“Few things are harder to put up with than a good example.”
The downside correction continued in the oil complex as well as in the broader commodity complex and in many of the global equity markets on Tuesday but seems to have stalled as of this morning. Uncertainty has once again emerged as a result of the intentional slowing of the emerging market countries as they accelerate their fight against inflation risk along with the reminder that some of the developed world countries could potentially see a double dip after yesterday's bearish fourth quarter GDP report out of the UK. The fact that the Saudi Arabian Oil Minster indicated over the media airwaves that Saudi and the rest of OPEC are likely to put more oil into the market to meet any additional increase in demand left the oil bulls a bit nervous that the short term run to the upside may be over for the moment.
That all said overnight the China Petroleum and Chemical Industry Association indicated that refinery processing may increase by about 7.5% in 2011 reminding the world that the main oil demand growth engine is still a factor in the overall movement of supply, demand and global inventories toward a pre-recession level. China represent about 30% of the world's projected oil demand growth this year. This has resulted in crude oil prices rising a bit overnight after getting pummeled over the last several days. The upside reaction has spurred Brent even higher as more and more oil investor/traders continue to trade the Brent contract (open interest is continuing to rise) over WTI as many now view Brent as a better gauge of the world oil situation. The fact that inventories are hovering near record high levels in both PADD2 and Cushing, OK with even more Canadian crude heading to this area of the US suggests to most participants that the relationship of WTI to the other world's crude oil is very undervalued and not truly representative of the bigger oil supply & demand picture. WTI is now trading at a discount of about $9.65/bbl below Brent or at record low levels with no short term solution to the overhang of crude oil in the US mid-west region.

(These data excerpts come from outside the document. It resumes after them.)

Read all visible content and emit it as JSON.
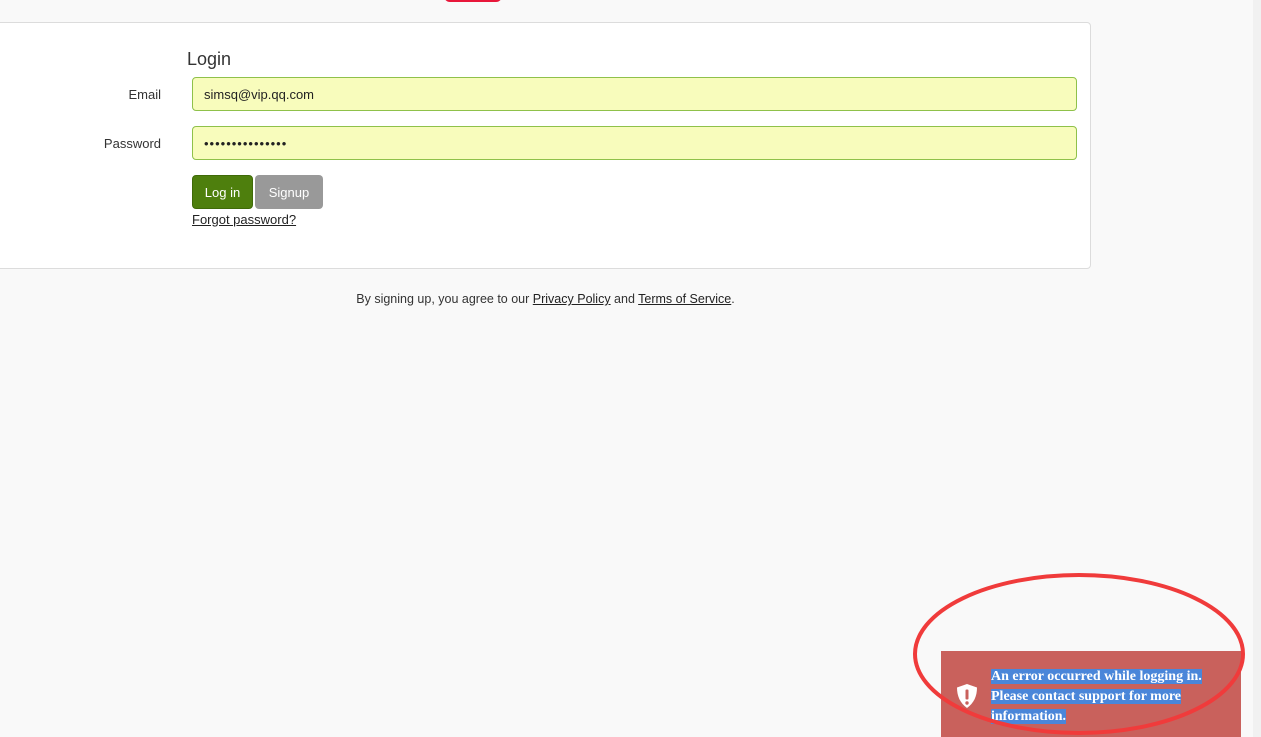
{
  "login": {
    "title": "Login",
    "email_label": "Email",
    "email_value": "simsq@vip.qq.com",
    "password_label": "Password",
    "password_value": "***************",
    "login_button": "Log in",
    "signup_button": "Signup",
    "forgot_link": "Forgot password?"
  },
  "agreement": {
    "prefix": "By signing up, you agree to our ",
    "privacy_link": "Privacy Policy",
    "middle": " and ",
    "terms_link": "Terms of Service",
    "suffix": "."
  },
  "toast": {
    "icon": "shield-exclamation-icon",
    "message": "An error occurred while logging in. Please contact support for more information.",
    "background": "#c9615c"
  },
  "colors": {
    "primary_button": "#4e7f0d",
    "secondary_button": "#999999",
    "input_background": "#f8fcbc",
    "input_border": "#8fc14a",
    "annotation": "#f03b3b"
  }
}
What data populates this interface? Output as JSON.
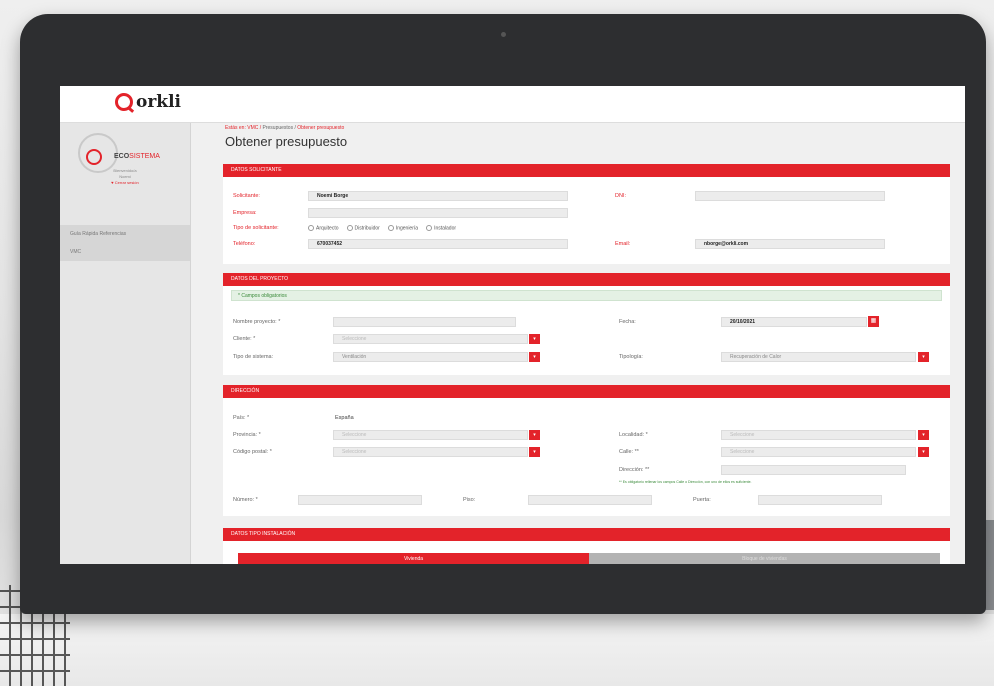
{
  "brand": {
    "logo_text": "orkli",
    "accent": "#e3232a"
  },
  "sidebar": {
    "eco_title": "ECO",
    "eco_subtitle": "SISTEMA",
    "welcome_line1": "Bienvenido/a",
    "welcome_line2": "Noemi",
    "close_session": "♥ Cerrar sesión",
    "items": [
      {
        "label": "Guía Rápida Referencias"
      },
      {
        "label": "VMC"
      }
    ]
  },
  "breadcrumb": {
    "prefix": "Estás en: VMC /",
    "middle": "Presupuestos /",
    "current": "Obtener presupuesto"
  },
  "page_title": "Obtener presupuesto",
  "solicitante": {
    "header": "DATOS SOLICITANTE",
    "solicitante_label": "Solicitante:",
    "solicitante_value": "Noemi Borge",
    "empresa_label": "Empresa:",
    "tipo_label": "Tipo de solicitante:",
    "tipo_options": [
      "Arquitecto",
      "Distribuidor",
      "Ingeniería",
      "Instalador"
    ],
    "telefono_label": "Teléfono:",
    "telefono_value": "670037452",
    "dni_label": "DNI:",
    "email_label": "Email:",
    "email_value": "nborge@orkli.com"
  },
  "proyecto": {
    "header": "DATOS DEL PROYECTO",
    "required_note": "* Campos obligatorios",
    "nombre_label": "Nombre proyecto: *",
    "cliente_label": "Cliente: *",
    "cliente_value": "Seleccione",
    "tipo_sistema_label": "Tipo de sistema:",
    "tipo_sistema_value": "Ventilación",
    "fecha_label": "Fecha:",
    "fecha_value": "20/10/2021",
    "tipologia_label": "Tipología:",
    "tipologia_value": "Recuperación de Calor"
  },
  "direccion": {
    "header": "DIRECCIÓN",
    "pais_label": "País: *",
    "pais_value": "España",
    "provincia_label": "Provincia: *",
    "provincia_value": "Seleccione",
    "cp_label": "Código postal: *",
    "cp_value": "Seleccione",
    "localidad_label": "Localidad: *",
    "localidad_value": "Seleccione",
    "calle_label": "Calle: **",
    "calle_value": "Seleccione",
    "direccion_label": "Dirección: **",
    "note": "** Es obligatorio rellenar los campos Calle o Dirección, con uno de ellos es suficiente.",
    "numero_label": "Número: *",
    "piso_label": "Piso:",
    "puerta_label": "Puerta:"
  },
  "instalacion": {
    "header": "DATOS TIPO INSTALACIÓN",
    "tab_active": "Vivienda",
    "tab_inactive": "Bloque de viviendas"
  }
}
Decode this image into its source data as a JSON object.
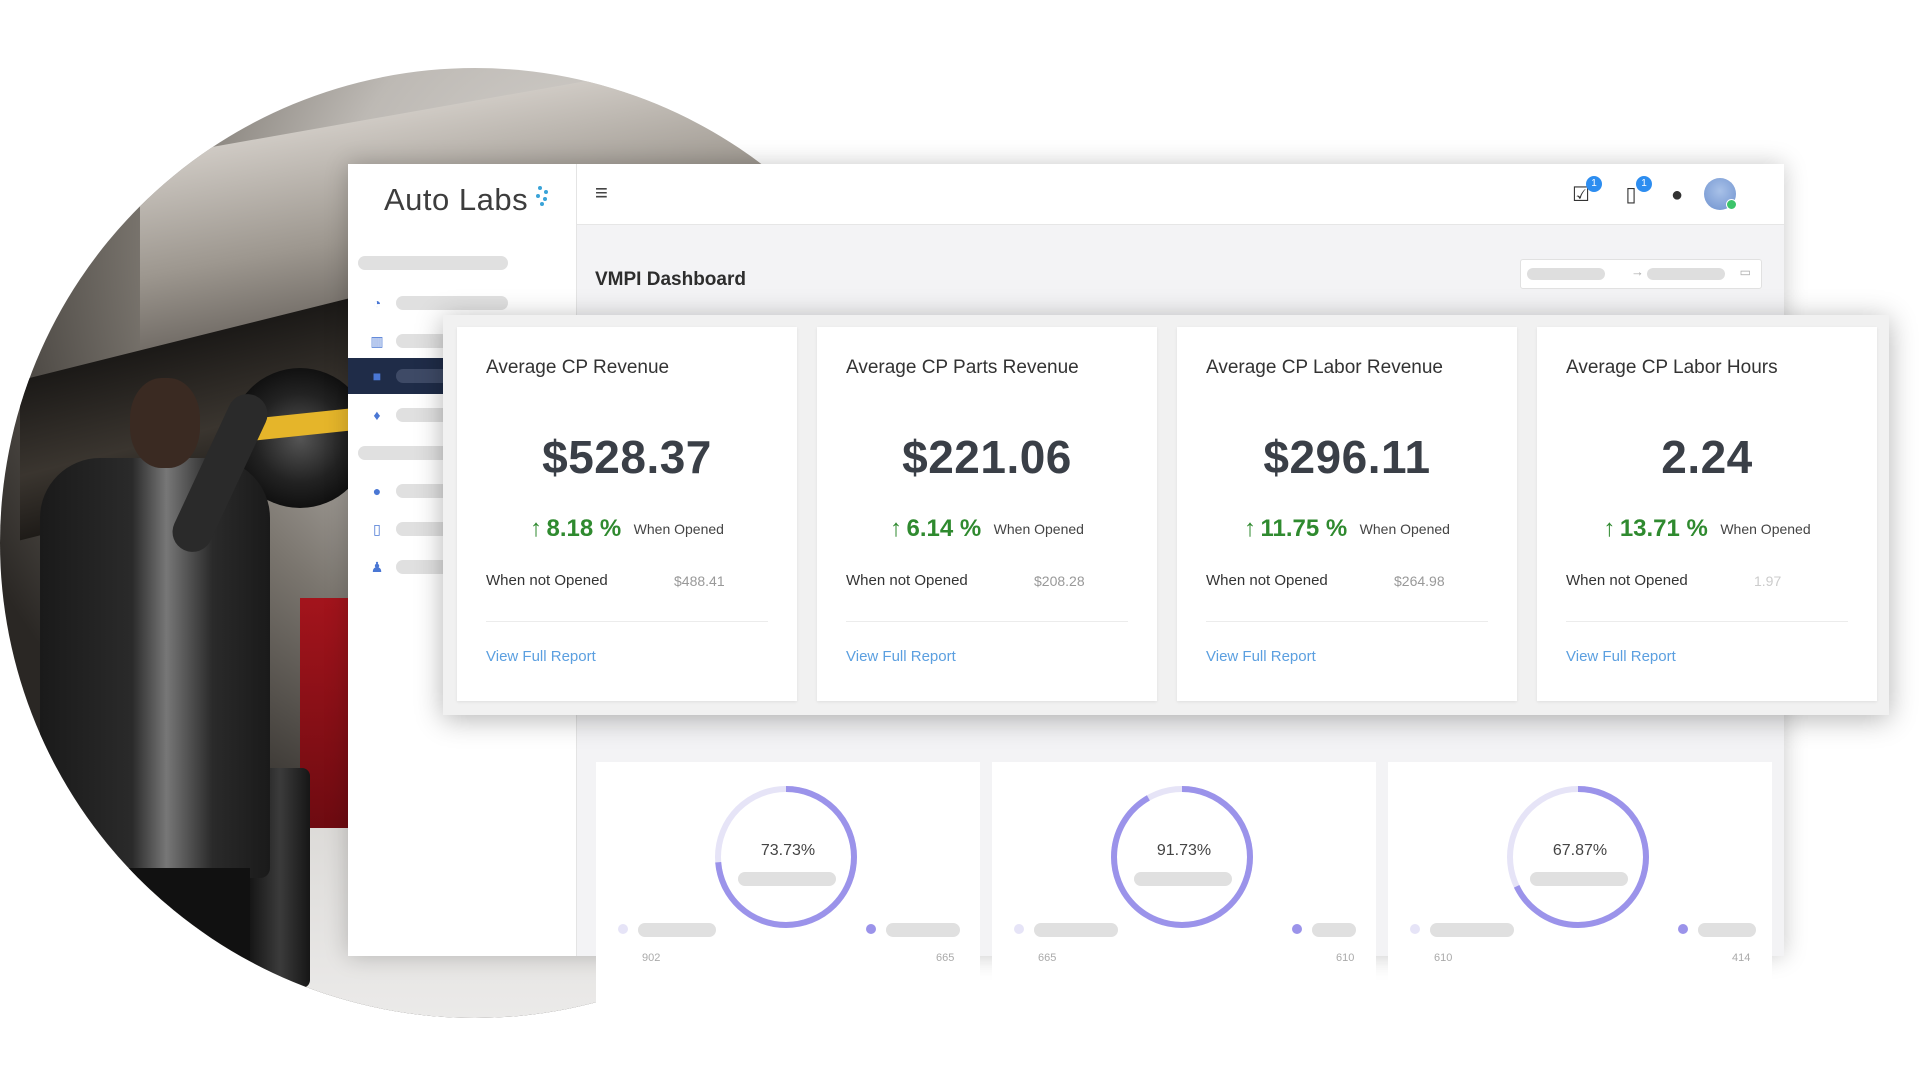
{
  "app": {
    "logo": "Auto Labs"
  },
  "header": {
    "page_title": "VMPI Dashboard",
    "badges": {
      "tasks": "1",
      "devices": "1"
    }
  },
  "kpi_cards": [
    {
      "title": "Average CP Revenue",
      "value": "$528.37",
      "change": "8.18 %",
      "opened_label": "When Opened",
      "not_opened_label": "When not Opened",
      "not_opened_value": "$488.41",
      "link": "View Full Report"
    },
    {
      "title": "Average CP Parts Revenue",
      "value": "$221.06",
      "change": "6.14 %",
      "opened_label": "When Opened",
      "not_opened_label": "When not Opened",
      "not_opened_value": "$208.28",
      "link": "View Full Report"
    },
    {
      "title": "Average CP Labor Revenue",
      "value": "$296.11",
      "change": "11.75 %",
      "opened_label": "When Opened",
      "not_opened_label": "When not Opened",
      "not_opened_value": "$264.98",
      "link": "View Full Report"
    },
    {
      "title": "Average CP Labor Hours",
      "value": "2.24",
      "change": "13.71 %",
      "opened_label": "When Opened",
      "not_opened_label": "When not Opened",
      "not_opened_value": "1.97",
      "link": "View Full Report"
    }
  ],
  "donuts": [
    {
      "percent_label": "73.73%",
      "percent": 73.73,
      "left_value": "902",
      "right_value": "665"
    },
    {
      "percent_label": "91.73%",
      "percent": 91.73,
      "left_value": "665",
      "right_value": "610"
    },
    {
      "percent_label": "67.87%",
      "percent": 67.87,
      "left_value": "610",
      "right_value": "414"
    }
  ],
  "colors": {
    "sidebar_active": "#1f2c48",
    "accent_blue": "#2d8df0",
    "positive_green": "#2f8a2f",
    "link_blue": "#5b9fe0",
    "donut_ring": "#9b93ea",
    "donut_track": "#e6e4f7"
  },
  "icons": {
    "menu": "hamburger-icon",
    "tasks": "checkbox-icon",
    "device": "phone-icon",
    "chat": "chat-icon",
    "user": "avatar"
  }
}
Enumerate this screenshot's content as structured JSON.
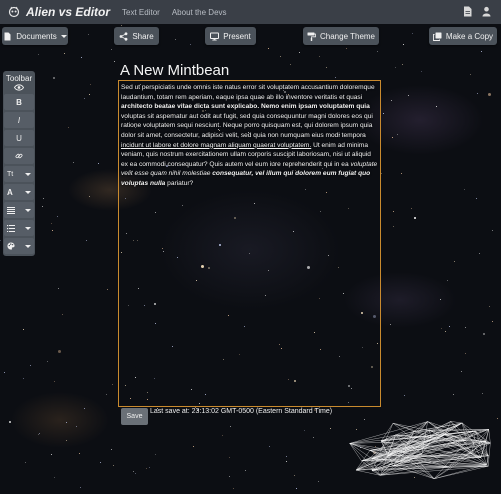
{
  "nav": {
    "brand": "Alien vs Editor",
    "links": [
      "Text Editor",
      "About the Devs"
    ],
    "icons": [
      "document-icon",
      "user-icon"
    ]
  },
  "actions": {
    "documents": "Documents",
    "share": "Share",
    "present": "Present",
    "change_theme": "Change Theme",
    "make_copy": "Make a Copy"
  },
  "toolbar": {
    "title": "Toolbar",
    "bold": "B",
    "italic": "I",
    "underline": "U",
    "font_size": "Tt",
    "font_color": "A"
  },
  "document": {
    "title": "A New Mintbean",
    "segments": [
      {
        "style": "normal",
        "text": "Sed ut perspiciatis unde omnis iste natus error sit voluptatem accusantium doloremque laudantium, totam rem aperiam, eaque ipsa quae ab illo inventore veritatis et quasi "
      },
      {
        "style": "bold",
        "text": "architecto beatae vitae dicta sunt explicabo. Nemo enim ipsam voluptatem quia"
      },
      {
        "style": "normal",
        "text": " voluptas sit aspernatur aut odit aut fugit, sed quia consequuntur magni dolores eos qui ratione voluptatem sequi nesciunt. Neque porro quisquam est, qui dolorem ipsum quia dolor sit amet, consectetur, adipisci velit, sed quia non numquam eius modi tempora "
      },
      {
        "style": "underline",
        "text": "incidunt ut labore et dolore magnam aliquam quaerat voluptatem."
      },
      {
        "style": "normal",
        "text": " Ut enim ad minima veniam, quis nostrum exercitationem ullam corporis suscipit laboriosam, nisi ut aliquid ex ea commodi consequatur? Quis autem vel eum iure reprehenderit qui in ea "
      },
      {
        "style": "italic",
        "text": "voluptate velit esse quam nihil molestiae"
      },
      {
        "style": "bolditalic",
        "text": " consequatur, vel illum qui dolorem eum fugiat quo voluptas nulla"
      },
      {
        "style": "normal",
        "text": " pariatur?"
      }
    ]
  },
  "footer": {
    "save": "Save",
    "last_save": "Last save at: 23:13:02 GMT-0500 (Eastern Standard Time)"
  },
  "colors": {
    "navbar": "#3a3f47",
    "button": "#4b525a",
    "editor_border": "#c98a2e"
  }
}
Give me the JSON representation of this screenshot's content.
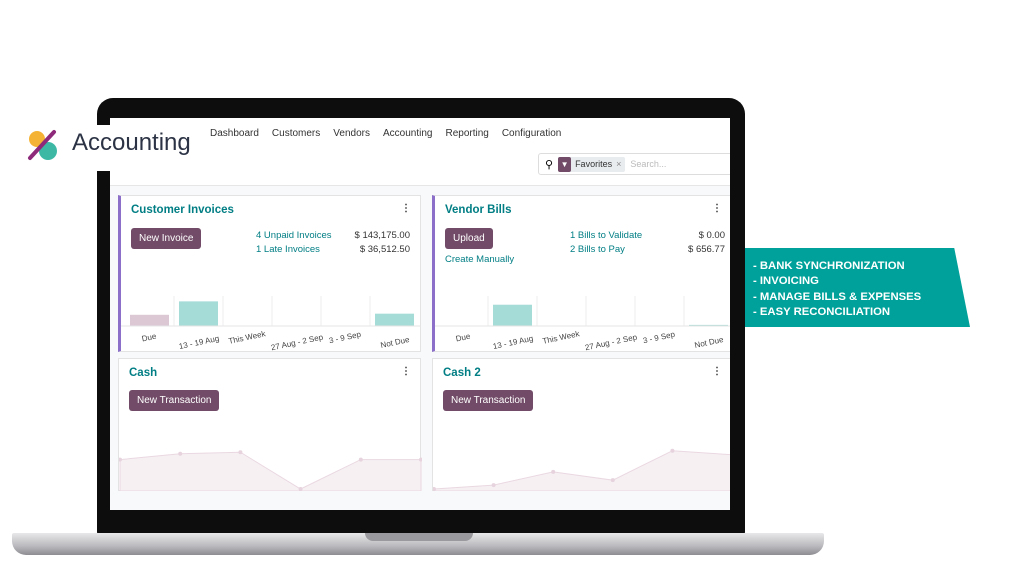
{
  "logo": {
    "title": "Accounting"
  },
  "menu": [
    "Dashboard",
    "Customers",
    "Vendors",
    "Accounting",
    "Reporting",
    "Configuration"
  ],
  "search": {
    "facet": "Favorites",
    "placeholder": "Search..."
  },
  "customer_invoices": {
    "title": "Customer Invoices",
    "button": "New Invoice",
    "links": [
      {
        "label": "4 Unpaid Invoices",
        "amount": "$ 143,175.00"
      },
      {
        "label": "1 Late Invoices",
        "amount": "$ 36,512.50"
      }
    ],
    "graph": {
      "categories": [
        "Due",
        "13 - 19 Aug",
        "This Week",
        "27 Aug - 2 Sep",
        "3 - 9 Sep",
        "Not Due"
      ],
      "values": [
        10,
        22,
        0,
        0,
        0,
        11
      ]
    }
  },
  "vendor_bills": {
    "title": "Vendor Bills",
    "button": "Upload",
    "create": "Create Manually",
    "links": [
      {
        "label": "1 Bills to Validate",
        "amount": "$ 0.00"
      },
      {
        "label": "2 Bills to Pay",
        "amount": "$ 656.77"
      }
    ],
    "graph": {
      "categories": [
        "Due",
        "13 - 19 Aug",
        "This Week",
        "27 Aug - 2 Sep",
        "3 - 9 Sep",
        "Not Due"
      ],
      "values": [
        0,
        19,
        0,
        0,
        0,
        1
      ]
    }
  },
  "cash": {
    "title": "Cash",
    "button": "New Transaction",
    "line": [
      60,
      72,
      75,
      0,
      60,
      60
    ]
  },
  "cash2": {
    "title": "Cash 2",
    "button": "New Transaction",
    "line": [
      0,
      8,
      35,
      18,
      78,
      70
    ]
  },
  "features": [
    "- BANK SYNCHRONIZATION",
    "- INVOICING",
    "- MANAGE BILLS & EXPENSES",
    "- EASY RECONCILIATION"
  ],
  "colors": {
    "primary": "#714b67",
    "link": "#017e84",
    "banner": "#00a19a",
    "bar": "#a6dcd8",
    "bar_past": "#dcc8d5"
  }
}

Back to the externals, the global equity markets added modest gains over the last 24 hours as shown in the EMI Global Equity Index table below. The Index is now higher by 0.4% for the week resulting in the year to date Index level widening to 1.2%. Canada and China remain in the negative column with the Canadian bourse under pressure as a result of the commodity correction to the downside while China's equity markets remain under pressure as a result of the expected further tightening of the Chinese economy. So far European bourses are heading higher as is US equity futures markets suggesting a higher open on Wall Street this morning. Heading into the US trading session equity markets are modestly positive for oil prices as well as the broader commodity complex.